Project Details
Ensuring the sustainability
of the Flinders region
The current concept is to build a 7.6 km zoned earth filled embankment adjacent to the Flinders River on Saego Station and make use of the natural topography of surrounding basalt plateau to create a water storage with a capacity in the order of 161,000 ML. Water will be taken from this storage and delivered to an irrigation precinct area of 11,000 ha. By end of the next decade the project is expected to stimulate the development of more than 20,000 ha of good agricultural land in the region, similar to what has happened at St George and Emerald.
What is key to this project is effective and efficient management and use of unallocated general reserve water within the Flinders River to deliver high value horticulture crops, such as avocados, mangoes, lemons and mandarins and deliver cereal grains, hay, and fodder crops to support the local cattle industry.
High value horticulture crops have not generally been grown within the region due to a lack of reliable water supply. To provide a reliable water supply, it is proposed to build a large-scale instream Dam of 161,000 ML, that will be located 45km north-west of Hughenden on the northern side of the Flinders River. Water stored behind a weir on the Flinders River near Alderley Crossing will be connected via a 5 km gravity diversion channel to other instream storages diverting water from the Stewart and Jones Valley Creek catchments and indirectly from Back Valley Creek catchment. A pipeline will be built to take water from the Saego Dam outlet and transport it under the Flinders River to the irrigation precinct area which is located on the southern side of the Flinders River. The scheme is designed to be fully compliant with the environmental flow objectives of the Gulf Water plan.

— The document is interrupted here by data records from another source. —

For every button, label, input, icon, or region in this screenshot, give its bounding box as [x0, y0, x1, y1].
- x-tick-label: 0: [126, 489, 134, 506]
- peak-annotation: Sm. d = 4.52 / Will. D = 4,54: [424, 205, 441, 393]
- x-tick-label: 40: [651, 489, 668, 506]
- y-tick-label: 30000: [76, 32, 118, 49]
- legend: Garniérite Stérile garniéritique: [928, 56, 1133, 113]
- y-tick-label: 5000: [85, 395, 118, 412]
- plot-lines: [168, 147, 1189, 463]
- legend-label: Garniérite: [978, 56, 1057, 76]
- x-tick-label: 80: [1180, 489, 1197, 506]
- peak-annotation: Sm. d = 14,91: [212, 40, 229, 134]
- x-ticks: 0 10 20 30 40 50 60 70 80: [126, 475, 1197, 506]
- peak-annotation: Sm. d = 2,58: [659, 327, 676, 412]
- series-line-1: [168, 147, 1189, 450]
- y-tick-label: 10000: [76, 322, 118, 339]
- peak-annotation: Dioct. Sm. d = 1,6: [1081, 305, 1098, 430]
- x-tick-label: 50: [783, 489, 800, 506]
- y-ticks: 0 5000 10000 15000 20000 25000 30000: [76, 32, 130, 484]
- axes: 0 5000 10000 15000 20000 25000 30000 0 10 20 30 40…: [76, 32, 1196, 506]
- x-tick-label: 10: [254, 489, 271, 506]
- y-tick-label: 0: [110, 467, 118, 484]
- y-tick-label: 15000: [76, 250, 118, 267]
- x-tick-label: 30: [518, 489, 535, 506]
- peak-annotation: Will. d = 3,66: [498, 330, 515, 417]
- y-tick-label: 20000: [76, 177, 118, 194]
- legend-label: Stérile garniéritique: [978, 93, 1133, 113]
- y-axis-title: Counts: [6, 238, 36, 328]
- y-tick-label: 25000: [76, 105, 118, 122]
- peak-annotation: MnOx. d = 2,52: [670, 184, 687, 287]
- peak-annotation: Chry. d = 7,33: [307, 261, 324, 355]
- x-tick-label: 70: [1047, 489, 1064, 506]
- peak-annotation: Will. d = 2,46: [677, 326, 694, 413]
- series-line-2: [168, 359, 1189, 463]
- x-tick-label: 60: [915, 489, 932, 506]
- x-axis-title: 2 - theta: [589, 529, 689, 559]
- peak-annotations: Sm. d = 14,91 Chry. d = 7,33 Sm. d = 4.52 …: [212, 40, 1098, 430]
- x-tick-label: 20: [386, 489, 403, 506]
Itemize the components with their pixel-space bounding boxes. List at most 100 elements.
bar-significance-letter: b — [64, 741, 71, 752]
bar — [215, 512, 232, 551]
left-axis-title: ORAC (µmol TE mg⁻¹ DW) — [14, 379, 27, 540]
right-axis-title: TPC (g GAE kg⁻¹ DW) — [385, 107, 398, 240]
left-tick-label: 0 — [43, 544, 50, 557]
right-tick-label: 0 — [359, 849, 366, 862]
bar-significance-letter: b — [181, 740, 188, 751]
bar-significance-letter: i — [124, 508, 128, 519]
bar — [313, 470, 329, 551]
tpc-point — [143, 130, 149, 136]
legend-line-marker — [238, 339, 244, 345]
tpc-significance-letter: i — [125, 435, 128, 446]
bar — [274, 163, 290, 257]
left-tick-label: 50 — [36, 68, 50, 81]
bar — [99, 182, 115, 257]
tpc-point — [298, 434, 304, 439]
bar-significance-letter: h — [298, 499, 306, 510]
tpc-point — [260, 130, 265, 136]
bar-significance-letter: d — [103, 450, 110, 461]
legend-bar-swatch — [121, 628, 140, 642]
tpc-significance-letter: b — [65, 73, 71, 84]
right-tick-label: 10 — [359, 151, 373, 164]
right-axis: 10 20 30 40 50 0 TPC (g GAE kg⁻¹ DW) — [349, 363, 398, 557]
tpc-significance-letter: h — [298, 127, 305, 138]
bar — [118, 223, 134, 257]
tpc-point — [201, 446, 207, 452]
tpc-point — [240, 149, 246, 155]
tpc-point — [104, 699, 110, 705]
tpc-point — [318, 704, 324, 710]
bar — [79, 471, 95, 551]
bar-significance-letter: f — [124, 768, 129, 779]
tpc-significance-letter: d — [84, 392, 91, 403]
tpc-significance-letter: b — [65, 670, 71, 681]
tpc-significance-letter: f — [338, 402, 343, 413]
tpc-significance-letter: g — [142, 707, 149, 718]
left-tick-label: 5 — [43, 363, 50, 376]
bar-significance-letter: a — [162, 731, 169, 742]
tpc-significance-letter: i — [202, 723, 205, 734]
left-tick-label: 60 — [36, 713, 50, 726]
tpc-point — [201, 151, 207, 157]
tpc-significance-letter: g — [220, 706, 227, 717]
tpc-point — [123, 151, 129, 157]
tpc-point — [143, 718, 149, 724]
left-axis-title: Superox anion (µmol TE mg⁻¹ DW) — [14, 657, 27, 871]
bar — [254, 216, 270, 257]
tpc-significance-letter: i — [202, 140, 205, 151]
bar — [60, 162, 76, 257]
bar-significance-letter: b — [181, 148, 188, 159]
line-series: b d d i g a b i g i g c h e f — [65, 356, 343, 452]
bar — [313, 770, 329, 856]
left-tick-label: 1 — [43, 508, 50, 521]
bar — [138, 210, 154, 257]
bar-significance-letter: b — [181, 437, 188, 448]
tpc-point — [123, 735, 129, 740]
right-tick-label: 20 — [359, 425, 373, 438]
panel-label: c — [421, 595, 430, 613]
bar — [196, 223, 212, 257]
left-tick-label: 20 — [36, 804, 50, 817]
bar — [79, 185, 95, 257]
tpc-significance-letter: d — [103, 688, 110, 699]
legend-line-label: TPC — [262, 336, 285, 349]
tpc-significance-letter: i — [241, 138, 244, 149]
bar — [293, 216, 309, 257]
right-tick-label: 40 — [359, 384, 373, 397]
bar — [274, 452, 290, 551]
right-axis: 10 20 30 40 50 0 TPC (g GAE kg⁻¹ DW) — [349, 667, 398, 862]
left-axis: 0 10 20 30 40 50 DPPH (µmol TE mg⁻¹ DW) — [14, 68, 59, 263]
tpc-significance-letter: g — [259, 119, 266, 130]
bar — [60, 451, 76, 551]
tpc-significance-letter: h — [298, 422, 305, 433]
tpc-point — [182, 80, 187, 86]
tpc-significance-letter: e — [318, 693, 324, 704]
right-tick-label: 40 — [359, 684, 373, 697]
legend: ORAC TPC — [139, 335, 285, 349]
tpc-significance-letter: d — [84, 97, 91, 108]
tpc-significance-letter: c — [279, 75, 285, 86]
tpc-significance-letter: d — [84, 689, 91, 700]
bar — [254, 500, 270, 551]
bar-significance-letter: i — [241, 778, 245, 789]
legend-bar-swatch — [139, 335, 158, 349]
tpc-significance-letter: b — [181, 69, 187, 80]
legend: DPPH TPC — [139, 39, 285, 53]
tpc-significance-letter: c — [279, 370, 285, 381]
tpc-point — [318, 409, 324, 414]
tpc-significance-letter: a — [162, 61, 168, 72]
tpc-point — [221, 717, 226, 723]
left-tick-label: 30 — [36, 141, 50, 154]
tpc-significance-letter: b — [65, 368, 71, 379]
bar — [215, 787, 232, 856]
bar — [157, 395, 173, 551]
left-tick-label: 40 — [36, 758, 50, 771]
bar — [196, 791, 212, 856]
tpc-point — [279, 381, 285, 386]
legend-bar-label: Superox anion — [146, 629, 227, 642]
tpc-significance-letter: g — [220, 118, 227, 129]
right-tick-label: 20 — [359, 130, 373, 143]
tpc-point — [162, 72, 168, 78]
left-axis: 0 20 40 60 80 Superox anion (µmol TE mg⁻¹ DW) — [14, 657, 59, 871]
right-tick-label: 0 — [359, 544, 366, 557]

The rich black soil plains located immediately on the southern side of the Flinders River, within “Dunluce” is ideal for irrigated agriculture, due to soil composition, topography, being outside the floodplain and mostly clear of trees. Infrastructure consisting of pipelines and pump stations is required to deliver water from Saego dam to the proposed irrigation precinct.
The 161,000 ML storage will support a water yield of up to 74,000 ML/year of medium priority supplemented water allocations (at 80% monthly reliability) or up to 32,000 ML/year of high priority supplemented water allocations (at 95% monthly reliability). The DBC has assumed that ultimately there is likely to be a mix of these two water products in the proposed scheme comprising of around 33,000 ML/year of medium priority water to irrigate 3,000 ha of cereal grains, hay, and fodder crops and around 18,000 ML/year of high priority agricultural water to irrigate 1,800 ha of high value horticultural crops.
The new scheme will transform Hughenden and the Flinders Shire communities into a diverse, future-proofed and resilient agricultural and economic powerhouse in north Queensland. The scheme will generate $776.6 million in benefits (net present value) over the life of the project and over 1,900 ongoing new agricultural jobs, at full production. It will also create 2,500 jobs over the two-to-three-year construction period, comprised of almost 600 people directly employed in construction living in worker accommodation. At full production, about 1,900 indirect jobs to support delivery of what may well be part of a nation building project.